Late yesterday, a Greek Roma (Gypsy) couple was formally arraigned on charges of abducting a girl who had been found living in their encampment.
The couple, identified by the police as Christos Salis, 39, and Eleftheria Dimopoulou, 40, insisted during five hours of testimony that they adopted the child from a Bulgarian woman. Ms. Dimopoulou had a second identification card giving her name as Selini Sali with a different date and place of birth. They will stand trial on charges of abducting a minor and forging official documents.
The Greek police have appealed for Interpol’s help in tracing the girl’s biological parents. The girl, who has been nicknamed Maria and is thought to be about 5 or 6 years old, was spotted by the Greek police last Wednesday during a search for drugs and weapons at a Roma camp in Farsala, near the city of Larissa in central Greece.

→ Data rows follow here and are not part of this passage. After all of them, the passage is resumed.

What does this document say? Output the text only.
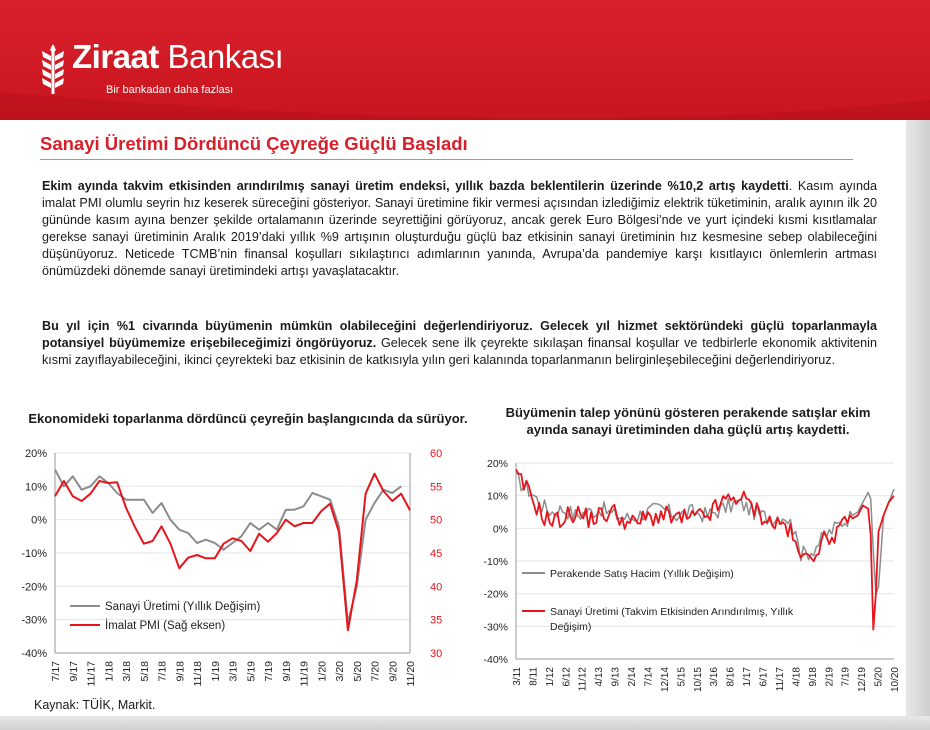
Ziraat Bankası
Bir bankadan daha fazlası
Sanayi Üretimi Dördüncü Çeyreğe Güçlü Başladı
Ekim ayında takvim etkisinden arındırılmış sanayi üretim endeksi, yıllık bazda beklentilerin üzerinde %10,2 artış kaydetti. Kasım ayında imalat PMI olumlu seyrin hız keserek süreceğini gösteriyor. Sanayi üretimine fikir vermesi açısından izlediğimiz elektrik tüketiminin, aralık ayının ilk 20 gününde kasım ayına benzer şekilde ortalamanın üzerinde seyrettiğini görüyoruz, ancak gerek Euro Bölgesi’nde ve yurt içindeki kısmi kısıtlamalar gerekse sanayi üretiminin Aralık 2019’daki yıllık %9 artışının oluşturduğu güçlü baz etkisinin sanayi üretiminin hız kesmesine sebep olabileceğini düşünüyoruz. Neticede TCMB’nin finansal koşulları sıkılaştırıcı adımlarının yanında, Avrupa’da pandemiye karşı kısıtlayıcı önlemlerin artması önümüzdeki dönemde sanayi üretimindeki artışı yavaşlatacaktır.
Bu yıl için %1 civarında büyümenin mümkün olabileceğini değerlendiriyoruz. Gelecek yıl hizmet sektöründeki güçlü toparlanmayla potansiyel büyümemize erişebileceğimizi öngörüyoruz. Gelecek sene ilk çeyrekte sıkılaşan finansal koşullar ve tedbirlerle ekonomik aktivitenin kısmi zayıflayabileceğini, ikinci çeyrekteki baz etkisinin de katkısıyla yılın geri kalanında toparlanmanın belirginleşebileceğini değerlendiriyoruz.
Ekonomideki toparlanma dördüncü çeyreğin başlangıcında da sürüyor.	Büyümenin talep yönünü gösteren perakende satışlar ekim ayında sanayi üretiminden daha güçlü artış kaydetti.
20%
10%
0%
-10%
-20%
-30%
-40%
60
55
50
45
40
35
30
7/17 9/17 11/17 1/18 3/18 5/18 7/18 9/18 11/18 1/19 3/19 5/19 7/19 9/19 11/19 1/20 3/20 5/20 7/20 9/20 11/20
Sanayi Üretimi (Yıllık Değişim)
İmalat PMI (Sağ eksen)
20%
10%
0%
-10%
-20%
-30%
-40%
3/11 8/11 1/12 6/12 11/12 4/13 9/13 2/14 7/14 12/14 5/15 10/15 3/16 8/16 1/17 6/17 11/17 4/18 9/18 2/19 7/19 12/19 5/20 10/20
Perakende Satış Hacim (Yıllık Değişim)
Sanayi Üretimi (Takvim Etkisinden Arındırılmış, Yıllık Değişim)
Kaynak: TÜİK, Markit.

After paternity tests conclusively proved the blonde, blue-green eyed girl wasn't biologically theirs, Salis and Dimopoulou didn't help their cause by giving any number of stories about how Maria ended up with them. One of their initial claims was that they'd found her abandoned in a supermarket. The story they're now sticking with is that her Bulgarian mother couldn't care for her, so they arranged an under-the-table adoption. A whole lot about this couple simply doesn't add up. They have 14 kids registered in different regions of Greece, and six of them were supposedly born within the last 10 months. And it looks like more heads are about to roll--CNN reports that
a police investigation is underway into how officials responsible for registering births let Maria slip through the cracks.
As ghastly as this story is, something just as outrageous is how this story seems to be being used to perpetrate longstanding stereotypes about Roma. Until yesterday, when I first mentioned this, I had no idea how deep-seated this was. But the stories that I've heard raise a particular nerve with me--all you have to do with some of them is replace "Roma" with
"black," and you have something similar to the stereotypes about black people here. A particularly egregious example is in Slovakia, where Roma kids have to go to segregated schools. I'm starting to see that it's somewhat unintentionally creeping into the coverage of this story. As much as we're hearing about Maria--who is currently in a group home run by the Smile of the Child charity in Athens--there's almost no word at all about the other kids. Since social workers told CNN that Salis and Dimopoulou were living in squalid conditions, you really have to wonder why we haven't heard more about the other children.
If these two did indeed abduct Maria, then they and everyone else involved in the human trafficking chain in which Maria somehow got ensnared need to have the library thrown at them. But we can only hope that it doesn't further tar a people that seem to have been dragged through the dirt.